Diallo et Zagadou, les Français du BVB, vont-ils encore museler l'Atletico ?

Euphorique depuis le début de la saison, le Borussia Dortmund pose les fondations de son succès sur une arrière-garde en béton, où brillent deux Français de 22 et 19 ans : Abdou Diallo, que l’on dit déjà aux portes de l’équipe de France, et Dan-Axel Zagadou, au potentiel aussi impressionnant que sa carrure.

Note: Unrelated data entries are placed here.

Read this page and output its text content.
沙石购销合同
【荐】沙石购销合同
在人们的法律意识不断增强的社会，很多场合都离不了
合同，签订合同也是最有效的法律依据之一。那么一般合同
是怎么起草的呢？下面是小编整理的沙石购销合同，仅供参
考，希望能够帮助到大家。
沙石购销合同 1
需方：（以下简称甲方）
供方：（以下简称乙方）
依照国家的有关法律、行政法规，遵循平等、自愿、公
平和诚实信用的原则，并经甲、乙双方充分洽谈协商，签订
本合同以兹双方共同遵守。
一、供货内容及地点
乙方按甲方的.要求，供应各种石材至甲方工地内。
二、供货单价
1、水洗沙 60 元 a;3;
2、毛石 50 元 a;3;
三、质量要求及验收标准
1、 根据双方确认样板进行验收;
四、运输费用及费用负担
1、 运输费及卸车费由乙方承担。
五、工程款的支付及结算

Certes les très offensifs Reus, Alcacer, Sancho ou Witsel prendront encore toute la lumière mardi au match retour à Madrid contre l’Atletico. Le 4-0 infligé aux Espagnols à l’aller le 24 octobre a renseigné l’Europe sur l’efficacité d’une équipe qui n’a toujours pas perdu le moindre match cette saison : 15 sorties sans défaites, nouveau record du club !

Mais dans l’ombre des stars, une défense étonnement mûre assure l’équilibre de l’édifice. "En matière de sérénité, nous n’avions rien à envier à l’Atletico, je ne m’y attendais pas", s’est enthousiasmé le directeur sportif Michael Zorc, en réponse à une question sur ses deux défenseurs français, auxquels il associe spontanément la pépite marocaine de 19 ans sortie du Real Madrid, Achraf Akimi.

Diallo déjà incontournable

Formé à Monaco, passé par toutes les équipes de France des U16 aux Espoirs, dont il fut le capitaine, Diallo est arrivé en Bundesliga la saison dernière, pour évoluer sous les couleurs de Mayence. Dortmund l’a repéré, et a cassé sa tirelire à l’intersaison pour l’attirer au Signal Iduna Park : 28 millions d’euros, le défenseur le plus cher jamais acheté par le club.

Pendant un mois, certains ont pensé que les recruteurs de Dortmund s’étaient trompés. Puis, après une période d’adaptation, Diallo a franchi un palier mi-septembre. "C’est normal, tout le monde a besoin de temps. Mais maintenant, il montre ce qu’il a dans le ventre", dit désormais de lui le responsable de l’effectif professionnel du club Sebastian Kehl, tout sourire.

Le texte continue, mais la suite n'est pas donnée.